Inverse Derivative: Error/Intuition

Question

Problem is to find $[f^{-1}(4)]'$ given $f(x)=\frac{x^3+7}{2}$.

Way One: Switch $x$ and $y$ to find inverse function. So, $x=\frac{y^3+7}{2}$. Therefore, $\sqrt[3]{2x-7}=y$ (i.e. our inverse function). So, $f^{-1}(x)=(2x-7)^{\frac{1}{3}}$. So, $\frac{d}{dx}f^{-1}(x)=\frac{2}{3}(2x-7)^{-\frac{2}{3}}\implies \frac{d}{dx}f^{-1}(4)=\frac{2}{3}.$

Way Two: Switch $x$ and $y$ to find inverse function. So, $x=\frac{y^3+7}{2}\implies 2x=y^3+7\implies 2=3y^2\frac{dy}{dx}\implies \frac{1}{\frac{3}{2}y^2}=\frac{dy}{dx}$.

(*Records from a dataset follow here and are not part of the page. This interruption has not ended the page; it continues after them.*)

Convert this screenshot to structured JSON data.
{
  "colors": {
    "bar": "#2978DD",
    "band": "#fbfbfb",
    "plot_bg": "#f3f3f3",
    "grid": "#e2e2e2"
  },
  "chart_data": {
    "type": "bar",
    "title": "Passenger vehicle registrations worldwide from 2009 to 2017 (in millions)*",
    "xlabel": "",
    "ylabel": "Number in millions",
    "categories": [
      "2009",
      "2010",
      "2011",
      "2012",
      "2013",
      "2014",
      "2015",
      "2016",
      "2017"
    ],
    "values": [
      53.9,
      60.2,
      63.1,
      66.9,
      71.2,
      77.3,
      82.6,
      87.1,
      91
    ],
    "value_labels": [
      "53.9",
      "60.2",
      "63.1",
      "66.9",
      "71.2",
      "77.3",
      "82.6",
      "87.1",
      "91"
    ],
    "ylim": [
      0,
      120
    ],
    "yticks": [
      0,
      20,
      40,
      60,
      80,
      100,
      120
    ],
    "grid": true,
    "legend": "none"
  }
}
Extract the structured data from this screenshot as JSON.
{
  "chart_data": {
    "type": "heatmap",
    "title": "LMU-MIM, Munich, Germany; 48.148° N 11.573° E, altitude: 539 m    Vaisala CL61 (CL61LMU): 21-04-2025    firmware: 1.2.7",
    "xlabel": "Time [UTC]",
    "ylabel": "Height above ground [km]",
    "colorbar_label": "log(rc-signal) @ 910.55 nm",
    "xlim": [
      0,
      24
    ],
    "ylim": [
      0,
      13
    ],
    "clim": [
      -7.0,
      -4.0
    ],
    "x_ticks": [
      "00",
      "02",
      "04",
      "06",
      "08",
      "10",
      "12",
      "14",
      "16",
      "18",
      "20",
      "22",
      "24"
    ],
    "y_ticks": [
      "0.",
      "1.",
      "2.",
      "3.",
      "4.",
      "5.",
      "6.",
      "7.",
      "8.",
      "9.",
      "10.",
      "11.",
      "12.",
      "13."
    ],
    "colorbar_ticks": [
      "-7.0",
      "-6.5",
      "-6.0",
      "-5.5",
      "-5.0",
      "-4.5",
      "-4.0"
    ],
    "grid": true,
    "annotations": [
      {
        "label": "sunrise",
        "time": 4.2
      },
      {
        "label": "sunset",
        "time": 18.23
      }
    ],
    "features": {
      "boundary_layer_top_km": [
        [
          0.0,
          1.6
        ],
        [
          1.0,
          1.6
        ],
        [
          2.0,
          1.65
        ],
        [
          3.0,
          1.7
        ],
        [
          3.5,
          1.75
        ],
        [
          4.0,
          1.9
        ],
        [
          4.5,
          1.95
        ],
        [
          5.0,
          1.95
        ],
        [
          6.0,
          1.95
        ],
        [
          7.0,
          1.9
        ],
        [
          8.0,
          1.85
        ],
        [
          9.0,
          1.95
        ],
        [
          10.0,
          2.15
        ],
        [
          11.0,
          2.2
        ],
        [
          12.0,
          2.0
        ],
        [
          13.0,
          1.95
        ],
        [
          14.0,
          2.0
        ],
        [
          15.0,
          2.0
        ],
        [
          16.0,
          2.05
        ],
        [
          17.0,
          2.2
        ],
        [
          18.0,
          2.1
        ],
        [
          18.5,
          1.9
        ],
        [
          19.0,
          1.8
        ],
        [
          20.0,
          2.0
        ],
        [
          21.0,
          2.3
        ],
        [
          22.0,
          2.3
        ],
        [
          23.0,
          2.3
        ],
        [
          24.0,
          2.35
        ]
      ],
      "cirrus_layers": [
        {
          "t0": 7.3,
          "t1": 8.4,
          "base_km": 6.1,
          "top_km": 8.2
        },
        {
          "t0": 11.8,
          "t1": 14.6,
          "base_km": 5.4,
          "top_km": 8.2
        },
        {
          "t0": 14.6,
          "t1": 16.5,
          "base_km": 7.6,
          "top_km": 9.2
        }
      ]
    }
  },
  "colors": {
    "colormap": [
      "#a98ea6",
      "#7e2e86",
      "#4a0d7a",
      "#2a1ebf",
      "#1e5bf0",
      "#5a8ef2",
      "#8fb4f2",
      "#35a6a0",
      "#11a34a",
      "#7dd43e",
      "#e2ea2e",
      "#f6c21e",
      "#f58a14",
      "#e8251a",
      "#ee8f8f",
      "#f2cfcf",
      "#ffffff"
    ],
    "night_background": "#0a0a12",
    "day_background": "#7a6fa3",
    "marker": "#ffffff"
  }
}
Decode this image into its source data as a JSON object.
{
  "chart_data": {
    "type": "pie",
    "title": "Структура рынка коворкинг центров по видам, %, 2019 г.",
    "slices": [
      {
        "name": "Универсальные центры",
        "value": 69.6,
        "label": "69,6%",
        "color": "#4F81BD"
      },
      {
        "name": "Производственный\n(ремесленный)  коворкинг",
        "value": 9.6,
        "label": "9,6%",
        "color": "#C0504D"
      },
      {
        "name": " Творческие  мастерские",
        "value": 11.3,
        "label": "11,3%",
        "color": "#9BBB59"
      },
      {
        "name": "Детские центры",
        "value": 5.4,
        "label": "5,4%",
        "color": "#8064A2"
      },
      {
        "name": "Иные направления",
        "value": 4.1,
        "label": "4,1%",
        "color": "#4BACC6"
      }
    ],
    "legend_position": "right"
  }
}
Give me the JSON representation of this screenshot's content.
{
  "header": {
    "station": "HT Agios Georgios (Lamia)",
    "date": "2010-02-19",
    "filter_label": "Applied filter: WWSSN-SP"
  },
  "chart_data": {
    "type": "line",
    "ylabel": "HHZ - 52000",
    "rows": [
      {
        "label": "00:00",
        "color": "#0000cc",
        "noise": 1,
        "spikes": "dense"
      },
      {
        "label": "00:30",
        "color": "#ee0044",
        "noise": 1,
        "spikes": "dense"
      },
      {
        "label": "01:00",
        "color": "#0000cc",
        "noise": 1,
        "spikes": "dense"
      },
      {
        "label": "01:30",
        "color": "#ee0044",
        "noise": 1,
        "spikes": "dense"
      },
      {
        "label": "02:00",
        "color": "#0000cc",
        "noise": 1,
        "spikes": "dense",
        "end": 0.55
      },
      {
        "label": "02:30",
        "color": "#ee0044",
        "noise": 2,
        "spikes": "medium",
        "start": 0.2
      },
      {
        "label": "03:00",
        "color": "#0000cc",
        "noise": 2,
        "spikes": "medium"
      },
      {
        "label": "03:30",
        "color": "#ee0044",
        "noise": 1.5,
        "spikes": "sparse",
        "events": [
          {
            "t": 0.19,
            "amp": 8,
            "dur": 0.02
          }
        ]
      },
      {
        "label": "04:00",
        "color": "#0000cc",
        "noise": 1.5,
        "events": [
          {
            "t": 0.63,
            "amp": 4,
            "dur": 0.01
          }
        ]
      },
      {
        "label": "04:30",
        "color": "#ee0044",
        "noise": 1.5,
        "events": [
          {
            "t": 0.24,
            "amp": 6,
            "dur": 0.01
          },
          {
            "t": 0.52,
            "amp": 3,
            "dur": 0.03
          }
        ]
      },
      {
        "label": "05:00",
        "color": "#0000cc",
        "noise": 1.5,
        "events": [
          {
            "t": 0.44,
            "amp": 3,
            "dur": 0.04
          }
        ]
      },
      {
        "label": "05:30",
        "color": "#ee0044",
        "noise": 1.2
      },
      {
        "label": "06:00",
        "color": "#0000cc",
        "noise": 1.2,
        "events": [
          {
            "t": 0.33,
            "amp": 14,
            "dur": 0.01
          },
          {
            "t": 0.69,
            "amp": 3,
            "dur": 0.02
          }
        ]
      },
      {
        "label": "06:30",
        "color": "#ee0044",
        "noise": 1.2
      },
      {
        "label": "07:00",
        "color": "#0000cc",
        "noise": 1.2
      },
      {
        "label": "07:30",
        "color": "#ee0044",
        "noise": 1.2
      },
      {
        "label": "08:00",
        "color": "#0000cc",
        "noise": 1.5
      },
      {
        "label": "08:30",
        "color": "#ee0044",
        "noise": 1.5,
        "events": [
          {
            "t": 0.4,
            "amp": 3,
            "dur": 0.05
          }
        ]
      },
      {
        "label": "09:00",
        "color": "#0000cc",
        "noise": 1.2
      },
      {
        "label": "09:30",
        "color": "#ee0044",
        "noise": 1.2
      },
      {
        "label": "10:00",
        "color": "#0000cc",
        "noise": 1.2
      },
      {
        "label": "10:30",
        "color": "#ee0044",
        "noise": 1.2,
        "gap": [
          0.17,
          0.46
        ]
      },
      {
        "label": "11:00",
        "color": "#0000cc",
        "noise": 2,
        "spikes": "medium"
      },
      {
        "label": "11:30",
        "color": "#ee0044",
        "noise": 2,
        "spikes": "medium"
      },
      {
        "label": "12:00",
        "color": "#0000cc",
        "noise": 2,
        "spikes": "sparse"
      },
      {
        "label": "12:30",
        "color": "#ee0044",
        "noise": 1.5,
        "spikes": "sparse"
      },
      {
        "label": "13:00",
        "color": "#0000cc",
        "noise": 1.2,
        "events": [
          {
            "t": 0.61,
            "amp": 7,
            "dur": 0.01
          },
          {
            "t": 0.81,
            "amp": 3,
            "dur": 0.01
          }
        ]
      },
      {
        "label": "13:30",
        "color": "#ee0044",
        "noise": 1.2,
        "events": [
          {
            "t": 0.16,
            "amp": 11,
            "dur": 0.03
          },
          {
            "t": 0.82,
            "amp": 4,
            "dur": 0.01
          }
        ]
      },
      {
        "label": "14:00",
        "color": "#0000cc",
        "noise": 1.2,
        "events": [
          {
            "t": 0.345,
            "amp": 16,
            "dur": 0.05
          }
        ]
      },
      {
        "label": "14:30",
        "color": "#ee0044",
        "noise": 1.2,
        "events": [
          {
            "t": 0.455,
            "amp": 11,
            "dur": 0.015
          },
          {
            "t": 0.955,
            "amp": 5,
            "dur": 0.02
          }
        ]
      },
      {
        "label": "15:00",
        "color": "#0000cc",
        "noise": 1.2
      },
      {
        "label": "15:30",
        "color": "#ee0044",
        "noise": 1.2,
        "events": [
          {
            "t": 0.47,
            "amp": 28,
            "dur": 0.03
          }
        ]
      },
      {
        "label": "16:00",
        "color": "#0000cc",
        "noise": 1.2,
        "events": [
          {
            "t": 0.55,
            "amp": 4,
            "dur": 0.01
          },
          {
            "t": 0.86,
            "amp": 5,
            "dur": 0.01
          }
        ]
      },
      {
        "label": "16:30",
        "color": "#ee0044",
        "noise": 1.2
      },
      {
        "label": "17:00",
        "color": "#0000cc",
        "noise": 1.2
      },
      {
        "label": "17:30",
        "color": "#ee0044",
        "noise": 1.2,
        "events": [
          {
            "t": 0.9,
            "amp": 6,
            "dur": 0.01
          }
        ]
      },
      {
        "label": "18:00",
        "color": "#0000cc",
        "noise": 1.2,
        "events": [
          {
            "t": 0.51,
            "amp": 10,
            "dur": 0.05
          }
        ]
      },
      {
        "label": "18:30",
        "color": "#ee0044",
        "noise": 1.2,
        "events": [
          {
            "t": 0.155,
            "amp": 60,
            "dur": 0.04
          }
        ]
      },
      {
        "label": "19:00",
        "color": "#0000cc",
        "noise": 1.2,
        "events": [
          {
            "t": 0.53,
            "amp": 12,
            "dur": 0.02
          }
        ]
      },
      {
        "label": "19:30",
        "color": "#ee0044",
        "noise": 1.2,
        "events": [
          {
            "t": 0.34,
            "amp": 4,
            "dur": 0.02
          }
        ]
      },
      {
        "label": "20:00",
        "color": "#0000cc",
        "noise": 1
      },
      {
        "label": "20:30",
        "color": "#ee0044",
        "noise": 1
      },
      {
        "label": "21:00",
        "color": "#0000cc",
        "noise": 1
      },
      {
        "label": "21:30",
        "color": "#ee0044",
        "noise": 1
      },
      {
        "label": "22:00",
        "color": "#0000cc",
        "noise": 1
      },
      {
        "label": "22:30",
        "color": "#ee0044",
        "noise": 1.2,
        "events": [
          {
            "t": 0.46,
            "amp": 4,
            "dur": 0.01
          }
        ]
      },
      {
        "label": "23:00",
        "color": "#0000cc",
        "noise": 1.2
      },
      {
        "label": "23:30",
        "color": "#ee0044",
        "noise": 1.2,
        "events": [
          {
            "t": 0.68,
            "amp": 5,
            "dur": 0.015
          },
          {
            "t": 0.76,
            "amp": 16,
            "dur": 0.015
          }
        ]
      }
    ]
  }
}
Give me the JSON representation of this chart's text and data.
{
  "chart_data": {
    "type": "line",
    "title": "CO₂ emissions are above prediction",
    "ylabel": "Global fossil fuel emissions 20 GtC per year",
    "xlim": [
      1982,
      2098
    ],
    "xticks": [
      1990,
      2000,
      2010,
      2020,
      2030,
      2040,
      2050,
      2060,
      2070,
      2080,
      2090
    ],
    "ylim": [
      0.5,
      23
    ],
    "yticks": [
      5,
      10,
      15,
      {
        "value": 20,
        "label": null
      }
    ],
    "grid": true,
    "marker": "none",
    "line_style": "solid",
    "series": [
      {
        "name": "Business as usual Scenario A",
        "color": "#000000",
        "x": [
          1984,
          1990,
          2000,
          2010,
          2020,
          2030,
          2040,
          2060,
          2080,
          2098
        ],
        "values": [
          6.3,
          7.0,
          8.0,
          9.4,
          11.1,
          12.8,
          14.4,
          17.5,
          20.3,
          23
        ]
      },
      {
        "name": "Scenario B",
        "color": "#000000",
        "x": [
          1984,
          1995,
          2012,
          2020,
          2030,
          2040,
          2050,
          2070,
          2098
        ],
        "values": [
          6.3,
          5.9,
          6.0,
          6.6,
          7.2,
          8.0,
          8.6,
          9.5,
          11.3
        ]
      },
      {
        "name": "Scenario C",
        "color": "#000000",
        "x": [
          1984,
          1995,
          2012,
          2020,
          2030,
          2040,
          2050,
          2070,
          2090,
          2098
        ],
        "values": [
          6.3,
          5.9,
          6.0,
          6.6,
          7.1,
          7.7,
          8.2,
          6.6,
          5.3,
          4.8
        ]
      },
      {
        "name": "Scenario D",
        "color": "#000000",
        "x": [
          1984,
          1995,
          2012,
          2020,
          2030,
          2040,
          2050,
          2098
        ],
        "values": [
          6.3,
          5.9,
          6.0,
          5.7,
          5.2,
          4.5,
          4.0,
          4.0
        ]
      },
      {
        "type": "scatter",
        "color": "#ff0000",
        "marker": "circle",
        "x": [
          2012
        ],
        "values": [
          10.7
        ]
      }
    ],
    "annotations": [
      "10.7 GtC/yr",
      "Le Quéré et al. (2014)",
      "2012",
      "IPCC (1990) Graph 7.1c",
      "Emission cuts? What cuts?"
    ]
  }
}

Now, this to me seems like the inverse function is $\frac{d}{dx}f^{-1}|_{x=3}=\frac{dy}{dx}|_{x=3}=\frac{1}{\frac{3}{2}y^2}$ when $x=3$ we know $y=f(3)$ which isn't our answer. So, what am I doing wrong here? Can someone explain what is incorrect with this reasoning? I feel like I am missing something when doing these problems.

Answer 1

It was tricky for me too so I started doing these problems the following way. You know that $f(f^{-1}(x)) = x$ so differentiating both sides gives you $$f'(f^{-1}(x)) \cdot \frac{d}{dx} f^{-1}(x) = 1 \implies \frac{d}{dx} f^{-1}(x) = \frac{1}{f'(f^{-1}(x)) }.$$ Now $f^{-1}(4) = 1$ so $$\frac{d}{dx} f^{-1}(4) = \frac{1}{f'(f^{-1}(4)) } = \frac{1}{f'(1)} = \frac{1}{3(1)^2/2} = \frac{2}{3}.$$

Answer 2

You already know that after switching variables \begin{align*} \frac{dy}{dx}=\frac{1}{\frac{3}{2}y^2}\tag{1} \end{align*} Since we want to know $\left(f^{-1}(4)\right)^{\prime}$ we obtain again after switching variables from $x=\frac{y^3+7}{2}$ evaluated at $x=4$:

\begin{align*} 4&=\frac{y^3+7}{2}\\ 8&=y^3+7\\ y&=1 \end{align*} putting it into (1) we get \begin{align*} \left.\frac{dy}{dx}\right|_{y=1}&=\left.\frac{1}{\frac{3}{2}y^2}\right|_{y=1} \color{blue}{=\frac{2}{3}} \end{align*} in accordance with the first way.

Note: It might be easier to calculate way two without switching variables after all.